でも細やかな部分が無いわけではなく、こうしてこの人形の汚れを落としたり、椿油をしみ込ませた櫛で髪をとかしたりといった手入れをよくしている。
「で、でもさ、その人形……。昔、妖怪のキツネに雨を降らせてもらう代わりに生贄にされたお姫様なんだろ? 怖いじゃんか……」
「はあ? 神之介あんた、この雅姫の事そんな風に思ってたの?」
呆れたように声を荒げて、神楽姉ぇは目を吊り上げた。
「雅姫はね、自分から村の為に身を差し出したのよ。それに白楼さまはれっきとした善狐。妖怪呼ばわりするなんて信じらんない!」
そう鼻息も荒く説明してくれたのは……。
──かつてこの地域一帯は日照りが続き、深刻な干ばつと飢饉によって多くの村人の命が奪われたという。
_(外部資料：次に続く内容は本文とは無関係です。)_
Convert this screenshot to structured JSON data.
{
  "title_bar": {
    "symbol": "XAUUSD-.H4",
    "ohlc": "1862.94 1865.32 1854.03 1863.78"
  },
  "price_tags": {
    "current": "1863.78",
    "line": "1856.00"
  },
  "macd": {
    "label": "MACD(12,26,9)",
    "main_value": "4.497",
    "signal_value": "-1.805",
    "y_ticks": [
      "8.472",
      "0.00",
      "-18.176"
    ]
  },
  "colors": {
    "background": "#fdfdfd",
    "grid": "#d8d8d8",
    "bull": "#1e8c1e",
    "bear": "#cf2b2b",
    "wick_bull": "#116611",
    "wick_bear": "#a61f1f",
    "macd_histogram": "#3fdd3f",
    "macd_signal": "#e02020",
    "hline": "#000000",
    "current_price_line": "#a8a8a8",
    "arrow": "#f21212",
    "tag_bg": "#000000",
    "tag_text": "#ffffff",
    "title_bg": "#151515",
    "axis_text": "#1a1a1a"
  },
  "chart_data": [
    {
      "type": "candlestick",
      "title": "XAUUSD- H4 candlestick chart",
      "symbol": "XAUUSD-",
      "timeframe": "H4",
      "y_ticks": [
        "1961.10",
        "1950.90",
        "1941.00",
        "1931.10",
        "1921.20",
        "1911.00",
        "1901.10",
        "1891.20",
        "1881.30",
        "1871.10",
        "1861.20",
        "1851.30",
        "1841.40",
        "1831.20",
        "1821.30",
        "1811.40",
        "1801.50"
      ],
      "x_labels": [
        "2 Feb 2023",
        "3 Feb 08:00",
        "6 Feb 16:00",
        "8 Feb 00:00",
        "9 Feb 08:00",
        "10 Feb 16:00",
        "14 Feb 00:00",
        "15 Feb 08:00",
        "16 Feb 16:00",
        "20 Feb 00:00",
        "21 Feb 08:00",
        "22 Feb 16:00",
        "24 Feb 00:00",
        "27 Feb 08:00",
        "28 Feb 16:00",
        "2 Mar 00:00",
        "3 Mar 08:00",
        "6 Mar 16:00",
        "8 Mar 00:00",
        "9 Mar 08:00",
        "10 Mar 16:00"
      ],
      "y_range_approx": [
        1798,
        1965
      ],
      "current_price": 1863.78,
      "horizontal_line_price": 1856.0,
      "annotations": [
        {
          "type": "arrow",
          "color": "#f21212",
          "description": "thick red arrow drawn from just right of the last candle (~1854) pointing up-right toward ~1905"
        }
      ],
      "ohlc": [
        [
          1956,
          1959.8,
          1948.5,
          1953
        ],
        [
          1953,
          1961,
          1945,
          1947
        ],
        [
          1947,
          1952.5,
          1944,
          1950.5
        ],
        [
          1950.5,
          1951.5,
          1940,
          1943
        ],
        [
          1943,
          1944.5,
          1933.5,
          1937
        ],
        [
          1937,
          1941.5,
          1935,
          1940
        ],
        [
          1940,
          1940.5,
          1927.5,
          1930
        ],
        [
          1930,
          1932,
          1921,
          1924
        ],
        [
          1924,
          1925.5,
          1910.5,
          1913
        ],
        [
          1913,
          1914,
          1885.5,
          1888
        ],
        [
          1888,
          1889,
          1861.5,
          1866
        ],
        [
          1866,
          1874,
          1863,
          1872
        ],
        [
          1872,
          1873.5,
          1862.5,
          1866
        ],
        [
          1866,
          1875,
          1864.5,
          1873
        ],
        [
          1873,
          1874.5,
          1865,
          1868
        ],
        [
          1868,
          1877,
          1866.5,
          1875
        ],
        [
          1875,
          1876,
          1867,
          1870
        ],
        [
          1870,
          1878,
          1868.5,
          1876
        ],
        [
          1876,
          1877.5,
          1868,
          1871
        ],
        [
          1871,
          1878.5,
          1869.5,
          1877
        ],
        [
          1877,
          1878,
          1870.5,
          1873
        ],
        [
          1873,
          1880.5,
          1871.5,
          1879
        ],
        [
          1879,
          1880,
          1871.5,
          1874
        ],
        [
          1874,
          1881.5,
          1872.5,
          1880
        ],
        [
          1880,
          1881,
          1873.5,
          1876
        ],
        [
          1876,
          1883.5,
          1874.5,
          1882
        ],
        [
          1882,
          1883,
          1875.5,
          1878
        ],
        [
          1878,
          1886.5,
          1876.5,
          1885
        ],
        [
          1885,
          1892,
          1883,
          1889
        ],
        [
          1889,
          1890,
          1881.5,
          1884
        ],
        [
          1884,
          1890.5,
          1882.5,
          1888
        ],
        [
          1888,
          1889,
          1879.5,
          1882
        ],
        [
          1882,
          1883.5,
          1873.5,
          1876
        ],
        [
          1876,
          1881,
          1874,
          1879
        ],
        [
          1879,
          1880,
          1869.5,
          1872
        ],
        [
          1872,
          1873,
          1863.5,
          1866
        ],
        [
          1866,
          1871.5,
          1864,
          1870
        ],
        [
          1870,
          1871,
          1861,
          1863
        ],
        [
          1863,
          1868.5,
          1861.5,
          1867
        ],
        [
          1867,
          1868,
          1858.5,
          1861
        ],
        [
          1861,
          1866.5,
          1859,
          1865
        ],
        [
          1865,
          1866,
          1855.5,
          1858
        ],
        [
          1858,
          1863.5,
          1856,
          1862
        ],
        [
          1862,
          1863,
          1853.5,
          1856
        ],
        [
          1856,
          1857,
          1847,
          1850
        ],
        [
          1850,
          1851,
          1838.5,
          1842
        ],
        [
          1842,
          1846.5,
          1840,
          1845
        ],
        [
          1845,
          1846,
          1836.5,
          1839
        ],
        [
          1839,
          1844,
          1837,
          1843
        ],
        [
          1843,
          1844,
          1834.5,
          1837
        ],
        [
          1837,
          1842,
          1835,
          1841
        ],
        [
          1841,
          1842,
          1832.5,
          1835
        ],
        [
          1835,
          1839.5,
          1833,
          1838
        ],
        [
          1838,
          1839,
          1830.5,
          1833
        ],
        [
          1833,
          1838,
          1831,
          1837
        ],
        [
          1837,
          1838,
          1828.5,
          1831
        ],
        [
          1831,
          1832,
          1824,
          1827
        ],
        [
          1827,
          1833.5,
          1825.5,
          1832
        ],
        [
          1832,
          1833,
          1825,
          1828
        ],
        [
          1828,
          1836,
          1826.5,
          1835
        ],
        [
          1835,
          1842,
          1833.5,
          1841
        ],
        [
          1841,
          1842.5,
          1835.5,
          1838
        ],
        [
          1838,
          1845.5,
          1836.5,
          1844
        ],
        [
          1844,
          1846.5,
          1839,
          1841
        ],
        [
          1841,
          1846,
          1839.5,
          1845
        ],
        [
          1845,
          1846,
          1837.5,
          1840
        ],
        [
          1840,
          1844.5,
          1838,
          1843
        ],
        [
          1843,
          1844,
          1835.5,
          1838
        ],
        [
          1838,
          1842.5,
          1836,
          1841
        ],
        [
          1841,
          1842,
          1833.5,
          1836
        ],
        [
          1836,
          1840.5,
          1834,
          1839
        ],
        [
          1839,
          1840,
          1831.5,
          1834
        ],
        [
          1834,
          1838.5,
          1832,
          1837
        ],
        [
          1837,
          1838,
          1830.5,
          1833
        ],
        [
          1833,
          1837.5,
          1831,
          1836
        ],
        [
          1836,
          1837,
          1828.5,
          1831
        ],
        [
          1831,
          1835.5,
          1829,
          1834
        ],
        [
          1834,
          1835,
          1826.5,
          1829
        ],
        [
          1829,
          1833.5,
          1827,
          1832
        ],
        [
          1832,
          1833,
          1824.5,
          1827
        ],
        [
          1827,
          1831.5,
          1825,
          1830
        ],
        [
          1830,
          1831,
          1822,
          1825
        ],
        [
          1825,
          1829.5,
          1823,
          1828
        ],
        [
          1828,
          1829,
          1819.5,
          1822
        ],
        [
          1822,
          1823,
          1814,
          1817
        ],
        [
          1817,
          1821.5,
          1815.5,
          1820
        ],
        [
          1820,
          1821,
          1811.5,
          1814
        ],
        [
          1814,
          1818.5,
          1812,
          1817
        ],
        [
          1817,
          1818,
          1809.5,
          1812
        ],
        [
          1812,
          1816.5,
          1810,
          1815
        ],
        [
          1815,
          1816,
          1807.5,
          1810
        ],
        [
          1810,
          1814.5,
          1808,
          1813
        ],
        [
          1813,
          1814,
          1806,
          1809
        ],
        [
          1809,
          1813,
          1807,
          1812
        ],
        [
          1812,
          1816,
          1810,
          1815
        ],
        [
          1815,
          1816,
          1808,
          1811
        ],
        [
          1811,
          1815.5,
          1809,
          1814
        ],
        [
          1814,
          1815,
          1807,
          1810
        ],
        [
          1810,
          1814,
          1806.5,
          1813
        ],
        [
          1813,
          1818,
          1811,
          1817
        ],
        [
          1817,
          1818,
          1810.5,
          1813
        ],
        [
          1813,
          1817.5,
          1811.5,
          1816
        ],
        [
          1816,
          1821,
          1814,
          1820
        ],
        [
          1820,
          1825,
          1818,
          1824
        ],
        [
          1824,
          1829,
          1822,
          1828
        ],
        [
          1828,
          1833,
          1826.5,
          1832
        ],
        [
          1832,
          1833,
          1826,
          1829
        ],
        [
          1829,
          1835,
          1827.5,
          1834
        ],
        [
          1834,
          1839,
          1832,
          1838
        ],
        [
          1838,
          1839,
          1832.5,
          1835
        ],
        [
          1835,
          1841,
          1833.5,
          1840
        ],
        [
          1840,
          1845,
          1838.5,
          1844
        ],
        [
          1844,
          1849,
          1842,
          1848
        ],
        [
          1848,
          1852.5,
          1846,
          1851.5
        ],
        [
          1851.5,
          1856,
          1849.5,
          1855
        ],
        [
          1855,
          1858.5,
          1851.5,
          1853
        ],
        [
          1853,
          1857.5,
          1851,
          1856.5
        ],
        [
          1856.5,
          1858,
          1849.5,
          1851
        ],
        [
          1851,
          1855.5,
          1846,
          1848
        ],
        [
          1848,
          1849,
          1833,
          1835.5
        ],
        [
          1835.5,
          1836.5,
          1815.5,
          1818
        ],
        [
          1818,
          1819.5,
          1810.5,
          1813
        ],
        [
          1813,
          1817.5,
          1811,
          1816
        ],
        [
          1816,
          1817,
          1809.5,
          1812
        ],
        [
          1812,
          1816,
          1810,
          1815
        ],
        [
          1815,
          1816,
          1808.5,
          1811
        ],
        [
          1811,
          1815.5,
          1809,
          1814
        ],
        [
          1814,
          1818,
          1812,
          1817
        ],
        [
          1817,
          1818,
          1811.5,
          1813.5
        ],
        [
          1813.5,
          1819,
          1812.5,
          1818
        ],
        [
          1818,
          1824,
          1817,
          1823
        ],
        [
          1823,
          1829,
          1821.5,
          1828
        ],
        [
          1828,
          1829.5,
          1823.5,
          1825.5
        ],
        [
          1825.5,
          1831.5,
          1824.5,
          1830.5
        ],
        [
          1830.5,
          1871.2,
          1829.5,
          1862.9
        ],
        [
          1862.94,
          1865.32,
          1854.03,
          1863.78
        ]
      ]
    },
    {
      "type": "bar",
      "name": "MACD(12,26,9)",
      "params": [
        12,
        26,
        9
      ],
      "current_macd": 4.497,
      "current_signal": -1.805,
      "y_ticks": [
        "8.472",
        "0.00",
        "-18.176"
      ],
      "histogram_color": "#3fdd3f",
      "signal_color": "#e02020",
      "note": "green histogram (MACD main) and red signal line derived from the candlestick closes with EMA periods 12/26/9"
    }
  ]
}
そんな中、領主の所に一匹の白い狐が現れてこう言った。
『我が名は白楼、氏神よりこの地を預かりし妖狐なり。貴公の娘子である雅姫の髪をもらい受けたし。さすれば雨を降らせること叶わん』
闇夜にぼんやりと浮かび上がる白銀の狐。その尾は二つに分かれ、ゆらゆらと波打っている。